127 Hours
The true story of hiker Aron Ralston—who in 2003 found himself pinned by a rock and after five days carved his arm off to survive—boasts enough triumph for a crowd-pleasing movie. Actually filming it is another matter. How do you convey the passage of time? Can you confine yourself to a single space? Boyle, whose Slumdog Millionaire ran to the opposite aesthetic extreme, mostly dodges those questions. Consciously shot in the idiom of a sports ad, the movie offers little sense of the dread that must have built as Ralston (Franco, smug as ever) realized he wasn’t going to escape so easily. Fantasy sequences abound: Aron’s imagination lifts us back to his truck for hydration and revisits a painful memory of his ex (Poésy). It makes the film dynamic, sure—but it also mutes the impact of what made the story movie-worthy to begin with.

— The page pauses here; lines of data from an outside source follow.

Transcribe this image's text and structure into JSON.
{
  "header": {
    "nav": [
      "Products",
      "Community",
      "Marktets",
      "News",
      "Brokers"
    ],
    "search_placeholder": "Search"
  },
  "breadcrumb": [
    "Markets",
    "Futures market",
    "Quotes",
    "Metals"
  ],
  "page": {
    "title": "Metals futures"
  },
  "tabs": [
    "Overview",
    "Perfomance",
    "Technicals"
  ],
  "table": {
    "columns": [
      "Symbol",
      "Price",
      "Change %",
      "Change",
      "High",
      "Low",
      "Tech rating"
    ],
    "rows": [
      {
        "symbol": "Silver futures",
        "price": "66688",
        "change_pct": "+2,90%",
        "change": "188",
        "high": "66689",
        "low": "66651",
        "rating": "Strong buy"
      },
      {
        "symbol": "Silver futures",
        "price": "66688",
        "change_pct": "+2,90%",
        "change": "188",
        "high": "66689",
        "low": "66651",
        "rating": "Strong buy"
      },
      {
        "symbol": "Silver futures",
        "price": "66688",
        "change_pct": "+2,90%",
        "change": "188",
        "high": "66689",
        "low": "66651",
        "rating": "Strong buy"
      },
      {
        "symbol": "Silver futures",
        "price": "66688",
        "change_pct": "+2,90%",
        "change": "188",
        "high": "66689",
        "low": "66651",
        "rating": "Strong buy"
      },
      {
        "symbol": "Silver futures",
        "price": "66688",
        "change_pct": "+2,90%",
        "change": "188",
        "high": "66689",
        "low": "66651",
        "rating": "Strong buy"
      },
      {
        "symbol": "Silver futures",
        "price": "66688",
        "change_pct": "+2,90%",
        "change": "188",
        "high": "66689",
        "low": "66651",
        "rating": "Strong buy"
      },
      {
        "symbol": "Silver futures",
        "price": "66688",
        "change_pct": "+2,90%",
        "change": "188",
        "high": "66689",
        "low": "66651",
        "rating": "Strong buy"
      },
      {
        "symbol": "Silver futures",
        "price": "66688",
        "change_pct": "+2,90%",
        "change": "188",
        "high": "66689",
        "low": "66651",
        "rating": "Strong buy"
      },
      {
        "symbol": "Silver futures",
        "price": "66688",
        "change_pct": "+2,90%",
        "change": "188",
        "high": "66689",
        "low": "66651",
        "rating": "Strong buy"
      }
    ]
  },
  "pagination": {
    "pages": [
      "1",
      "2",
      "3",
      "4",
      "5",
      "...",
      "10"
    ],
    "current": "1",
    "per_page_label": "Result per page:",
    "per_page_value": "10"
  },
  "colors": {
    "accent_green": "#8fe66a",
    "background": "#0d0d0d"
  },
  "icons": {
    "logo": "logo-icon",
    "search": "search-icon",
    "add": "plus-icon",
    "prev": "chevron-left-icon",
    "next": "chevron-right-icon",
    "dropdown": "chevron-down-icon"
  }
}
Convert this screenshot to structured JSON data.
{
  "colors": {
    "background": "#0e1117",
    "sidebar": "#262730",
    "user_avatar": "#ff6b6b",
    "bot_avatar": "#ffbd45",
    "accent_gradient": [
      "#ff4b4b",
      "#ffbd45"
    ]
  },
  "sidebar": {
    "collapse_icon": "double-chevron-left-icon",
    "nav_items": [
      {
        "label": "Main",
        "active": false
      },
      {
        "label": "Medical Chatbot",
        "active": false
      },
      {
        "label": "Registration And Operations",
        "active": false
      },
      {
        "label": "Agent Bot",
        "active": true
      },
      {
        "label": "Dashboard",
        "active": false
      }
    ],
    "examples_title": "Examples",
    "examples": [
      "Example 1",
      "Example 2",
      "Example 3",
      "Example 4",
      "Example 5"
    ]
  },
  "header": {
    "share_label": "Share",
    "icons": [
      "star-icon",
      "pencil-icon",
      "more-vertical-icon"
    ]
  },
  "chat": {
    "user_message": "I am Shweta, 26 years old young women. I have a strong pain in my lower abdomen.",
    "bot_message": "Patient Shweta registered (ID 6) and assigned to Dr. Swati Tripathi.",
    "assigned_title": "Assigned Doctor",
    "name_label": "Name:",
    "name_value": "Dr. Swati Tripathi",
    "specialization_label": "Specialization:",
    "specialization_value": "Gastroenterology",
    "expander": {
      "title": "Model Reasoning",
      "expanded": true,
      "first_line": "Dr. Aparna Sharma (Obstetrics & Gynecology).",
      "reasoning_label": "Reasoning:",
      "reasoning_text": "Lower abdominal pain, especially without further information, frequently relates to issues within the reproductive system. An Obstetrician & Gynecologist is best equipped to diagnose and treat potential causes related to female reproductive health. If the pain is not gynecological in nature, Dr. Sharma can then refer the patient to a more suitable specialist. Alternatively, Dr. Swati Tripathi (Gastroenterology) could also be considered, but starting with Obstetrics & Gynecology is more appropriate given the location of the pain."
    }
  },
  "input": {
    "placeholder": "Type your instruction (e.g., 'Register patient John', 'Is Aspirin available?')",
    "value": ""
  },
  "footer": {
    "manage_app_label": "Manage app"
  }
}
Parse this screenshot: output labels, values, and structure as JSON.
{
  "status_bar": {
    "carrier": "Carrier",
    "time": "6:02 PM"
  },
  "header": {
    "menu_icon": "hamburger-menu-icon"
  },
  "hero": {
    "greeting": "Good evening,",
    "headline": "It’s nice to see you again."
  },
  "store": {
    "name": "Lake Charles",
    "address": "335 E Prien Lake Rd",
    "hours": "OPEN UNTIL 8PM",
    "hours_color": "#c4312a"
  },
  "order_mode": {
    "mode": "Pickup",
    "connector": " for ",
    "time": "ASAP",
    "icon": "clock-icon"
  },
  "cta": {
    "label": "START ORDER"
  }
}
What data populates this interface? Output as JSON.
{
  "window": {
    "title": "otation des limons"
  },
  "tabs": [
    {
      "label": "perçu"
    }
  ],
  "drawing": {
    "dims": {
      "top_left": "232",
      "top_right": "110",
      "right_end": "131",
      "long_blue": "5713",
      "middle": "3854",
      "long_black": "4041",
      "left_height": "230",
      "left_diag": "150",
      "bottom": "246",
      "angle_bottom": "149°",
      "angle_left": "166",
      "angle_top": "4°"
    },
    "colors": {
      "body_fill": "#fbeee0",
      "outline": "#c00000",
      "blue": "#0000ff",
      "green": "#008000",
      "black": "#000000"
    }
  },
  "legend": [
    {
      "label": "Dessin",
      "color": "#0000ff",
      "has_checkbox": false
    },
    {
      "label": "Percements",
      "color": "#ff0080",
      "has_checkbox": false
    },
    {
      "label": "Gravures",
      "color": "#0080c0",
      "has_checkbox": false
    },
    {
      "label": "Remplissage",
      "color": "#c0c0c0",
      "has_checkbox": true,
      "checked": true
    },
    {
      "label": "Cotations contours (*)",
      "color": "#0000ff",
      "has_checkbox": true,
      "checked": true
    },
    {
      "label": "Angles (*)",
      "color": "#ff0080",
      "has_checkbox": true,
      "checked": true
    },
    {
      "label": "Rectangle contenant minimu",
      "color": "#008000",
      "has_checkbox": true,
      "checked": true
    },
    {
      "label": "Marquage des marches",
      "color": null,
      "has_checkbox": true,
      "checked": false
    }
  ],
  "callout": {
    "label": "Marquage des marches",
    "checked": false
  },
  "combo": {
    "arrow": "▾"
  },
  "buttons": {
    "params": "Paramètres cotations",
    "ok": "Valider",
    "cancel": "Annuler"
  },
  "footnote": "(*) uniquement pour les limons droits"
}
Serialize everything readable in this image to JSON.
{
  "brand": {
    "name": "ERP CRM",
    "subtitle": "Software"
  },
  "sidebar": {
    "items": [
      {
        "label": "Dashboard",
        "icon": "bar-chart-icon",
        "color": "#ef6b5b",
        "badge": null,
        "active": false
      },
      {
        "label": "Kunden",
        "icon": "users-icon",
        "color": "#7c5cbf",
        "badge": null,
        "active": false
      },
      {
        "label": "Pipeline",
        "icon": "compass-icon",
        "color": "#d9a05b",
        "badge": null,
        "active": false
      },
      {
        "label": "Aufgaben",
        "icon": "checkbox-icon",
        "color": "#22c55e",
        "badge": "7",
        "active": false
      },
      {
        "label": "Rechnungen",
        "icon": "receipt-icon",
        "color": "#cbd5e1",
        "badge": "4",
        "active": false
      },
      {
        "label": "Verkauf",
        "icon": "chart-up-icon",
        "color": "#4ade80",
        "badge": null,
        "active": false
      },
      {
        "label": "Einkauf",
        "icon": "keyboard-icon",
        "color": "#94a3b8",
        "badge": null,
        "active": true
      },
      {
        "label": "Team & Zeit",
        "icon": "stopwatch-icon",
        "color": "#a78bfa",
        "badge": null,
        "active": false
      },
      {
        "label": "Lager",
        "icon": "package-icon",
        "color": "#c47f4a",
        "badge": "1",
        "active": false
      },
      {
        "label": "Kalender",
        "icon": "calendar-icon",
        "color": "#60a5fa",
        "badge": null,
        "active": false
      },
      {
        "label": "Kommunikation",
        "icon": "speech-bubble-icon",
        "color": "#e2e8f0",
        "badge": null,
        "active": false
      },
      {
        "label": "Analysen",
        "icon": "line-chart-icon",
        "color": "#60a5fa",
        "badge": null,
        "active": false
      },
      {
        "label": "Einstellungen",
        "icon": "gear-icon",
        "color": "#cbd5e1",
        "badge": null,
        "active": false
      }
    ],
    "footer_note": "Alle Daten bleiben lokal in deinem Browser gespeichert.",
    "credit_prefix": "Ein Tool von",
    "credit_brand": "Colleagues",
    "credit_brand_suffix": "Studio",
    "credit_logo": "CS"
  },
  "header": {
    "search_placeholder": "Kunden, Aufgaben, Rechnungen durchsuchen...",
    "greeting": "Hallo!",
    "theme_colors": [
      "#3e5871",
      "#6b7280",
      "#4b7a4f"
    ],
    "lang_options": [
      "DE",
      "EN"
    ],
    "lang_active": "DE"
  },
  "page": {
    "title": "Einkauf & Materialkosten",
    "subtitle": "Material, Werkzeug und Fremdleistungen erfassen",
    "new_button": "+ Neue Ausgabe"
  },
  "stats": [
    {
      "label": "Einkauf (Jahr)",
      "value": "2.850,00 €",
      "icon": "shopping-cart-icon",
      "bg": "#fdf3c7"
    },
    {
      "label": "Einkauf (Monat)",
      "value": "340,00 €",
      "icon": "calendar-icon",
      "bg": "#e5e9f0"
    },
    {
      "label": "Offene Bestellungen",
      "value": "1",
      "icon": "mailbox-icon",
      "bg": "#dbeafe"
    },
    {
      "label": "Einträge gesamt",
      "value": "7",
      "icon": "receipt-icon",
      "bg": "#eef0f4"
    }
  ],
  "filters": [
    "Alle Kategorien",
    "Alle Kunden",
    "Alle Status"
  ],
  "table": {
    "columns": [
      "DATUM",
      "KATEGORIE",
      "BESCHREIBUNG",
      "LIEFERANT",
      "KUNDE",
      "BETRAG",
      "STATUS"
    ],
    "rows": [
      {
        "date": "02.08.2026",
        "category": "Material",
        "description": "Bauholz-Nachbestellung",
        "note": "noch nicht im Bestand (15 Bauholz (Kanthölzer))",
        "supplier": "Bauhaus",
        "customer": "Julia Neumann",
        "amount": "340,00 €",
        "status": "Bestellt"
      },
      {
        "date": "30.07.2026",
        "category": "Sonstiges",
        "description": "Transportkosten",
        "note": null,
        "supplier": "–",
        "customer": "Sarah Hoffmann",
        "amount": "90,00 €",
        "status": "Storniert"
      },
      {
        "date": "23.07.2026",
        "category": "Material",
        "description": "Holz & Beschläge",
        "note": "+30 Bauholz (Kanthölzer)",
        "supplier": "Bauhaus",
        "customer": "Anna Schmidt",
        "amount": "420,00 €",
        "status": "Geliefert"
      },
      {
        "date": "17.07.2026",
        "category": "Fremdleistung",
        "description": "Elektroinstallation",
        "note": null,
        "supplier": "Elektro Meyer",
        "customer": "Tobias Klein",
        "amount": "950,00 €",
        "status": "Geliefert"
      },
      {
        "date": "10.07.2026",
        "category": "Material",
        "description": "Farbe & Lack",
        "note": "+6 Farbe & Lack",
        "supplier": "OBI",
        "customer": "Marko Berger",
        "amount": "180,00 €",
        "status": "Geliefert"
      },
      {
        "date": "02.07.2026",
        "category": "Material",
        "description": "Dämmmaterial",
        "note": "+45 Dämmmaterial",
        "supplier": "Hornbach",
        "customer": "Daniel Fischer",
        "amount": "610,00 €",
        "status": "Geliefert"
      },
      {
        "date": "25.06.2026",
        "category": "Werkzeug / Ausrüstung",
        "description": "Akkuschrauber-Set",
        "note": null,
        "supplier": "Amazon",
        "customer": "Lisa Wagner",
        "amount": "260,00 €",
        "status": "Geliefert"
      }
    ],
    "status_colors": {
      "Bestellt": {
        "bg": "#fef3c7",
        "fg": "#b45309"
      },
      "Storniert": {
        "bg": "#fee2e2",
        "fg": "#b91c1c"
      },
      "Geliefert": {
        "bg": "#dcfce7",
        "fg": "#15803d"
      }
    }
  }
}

I’m in the minority. When 127 Hours played at Toronto, a colleague suggested I’d confused the film I’d wanted with the one I’d actually seen. After a second viewing, I’d agree to some extent—Boyle is more interested in Ralston’s fairly banal personal-growth story than he is in replicating the physical reality of his ordeal (although the talk-show sequence entertainingly bridges both)—but it’s hard not to pine for a less glib version of this material. The opening title card is the best-timed of the year, and the amputation is uncompromisingly vivid. Still, it’s perverse that a film about a man who can’t move would be matched with a director who won’t sit still.